Dog Obedience Schools

Dog obedience schools offer training classes for all ages and abilities and enrolling your pup in a class has all sorts of benefits for both of you.

Puppy training is a hugely important part of puppy care, and practicing basic obedience commands and proper manners/behavior at home is absolutely essential.

But I'd always recommend enrolling your pup in at least one course of basic obedience classes because there are just so many benefits to both of you.

A qualified, professional dog trainer can help you and your pet communicate better and working together will make the bond between you and your pup even stronger.

Plus, you can't beat 'hands-on' help for overcoming problem behaviors, unexpected reactions or just generally disobedient or bratty behavior (and yes, pretty much all pups will behave this way at some point especially when they become adolescents!).

The socialization experience of being around other dogs and people is important for your puppy, and meeting other puppy owners and sharing worries/stories/triumphs is good for you too :)

Which School? Which Class? Which Trainer?

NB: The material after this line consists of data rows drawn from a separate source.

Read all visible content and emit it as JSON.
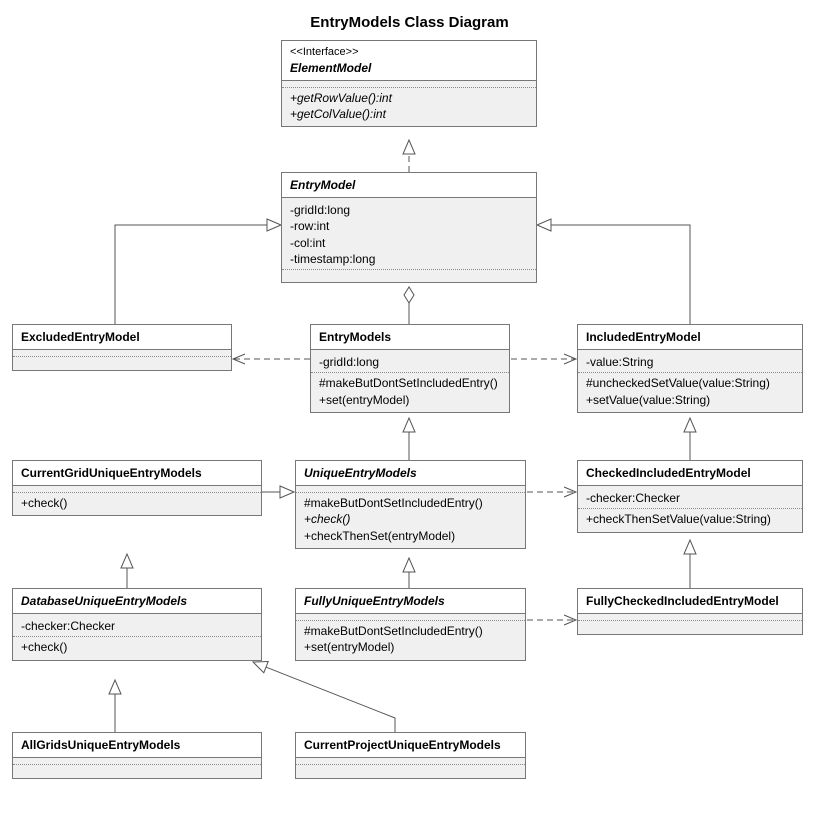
{
  "title": "EntryModels Class Diagram",
  "elementModel": {
    "stereotype": "<<Interface>>",
    "name": "ElementModel",
    "op1": "+getRowValue():int",
    "op2": "+getColValue():int"
  },
  "entryModel": {
    "name": "EntryModel",
    "a1": "-gridId:long",
    "a2": "-row:int",
    "a3": "-col:int",
    "a4": "-timestamp:long"
  },
  "excludedEntryModel": {
    "name": "ExcludedEntryModel"
  },
  "entryModels": {
    "name": "EntryModels",
    "a1": "-gridId:long",
    "o1": "#makeButDontSetIncludedEntry()",
    "o2": "+set(entryModel)"
  },
  "includedEntryModel": {
    "name": "IncludedEntryModel",
    "a1": "-value:String",
    "o1": "#uncheckedSetValue(value:String)",
    "o2": "+setValue(value:String)"
  },
  "currentGridUniqueEntryModels": {
    "name": "CurrentGridUniqueEntryModels",
    "o1": "+check()"
  },
  "uniqueEntryModels": {
    "name": "UniqueEntryModels",
    "o1": "#makeButDontSetIncludedEntry()",
    "o2": "+check()",
    "o3": "+checkThenSet(entryModel)"
  },
  "checkedIncludedEntryModel": {
    "name": "CheckedIncludedEntryModel",
    "a1": "-checker:Checker",
    "o1": "+checkThenSetValue(value:String)"
  },
  "databaseUniqueEntryModels": {
    "name": "DatabaseUniqueEntryModels",
    "a1": "-checker:Checker",
    "o1": "+check()"
  },
  "fullyUniqueEntryModels": {
    "name": "FullyUniqueEntryModels",
    "o1": "#makeButDontSetIncludedEntry()",
    "o2": "+set(entryModel)"
  },
  "fullyCheckedIncludedEntryModel": {
    "name": "FullyCheckedIncludedEntryModel"
  },
  "allGridsUniqueEntryModels": {
    "name": "AllGridsUniqueEntryModels"
  },
  "currentProjectUniqueEntryModels": {
    "name": "CurrentProjectUniqueEntryModels"
  }
}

A good Dog Obedience Training School will offer a variety of training classes led by certified dog trainers.

Most urban areas have several different schools to choose from and even rural towns usually have at least one within comfortable driving distance.

Depending on where you live, you should be able to find everything from Puppy Kindergarten and Basic Dog Obedience Training, all the way through to Advanced (competitive obedience) Level Classes.

There are several ways you can learn about the best dog obedience training schools in your area:

  • Ask your veterinarian if they have any recommendations

  • Ask other dog owners you know, what dog obedience training school their furbaby attended. Find out what they liked and disliked about the school, and make sure that it employed certified dog trainers.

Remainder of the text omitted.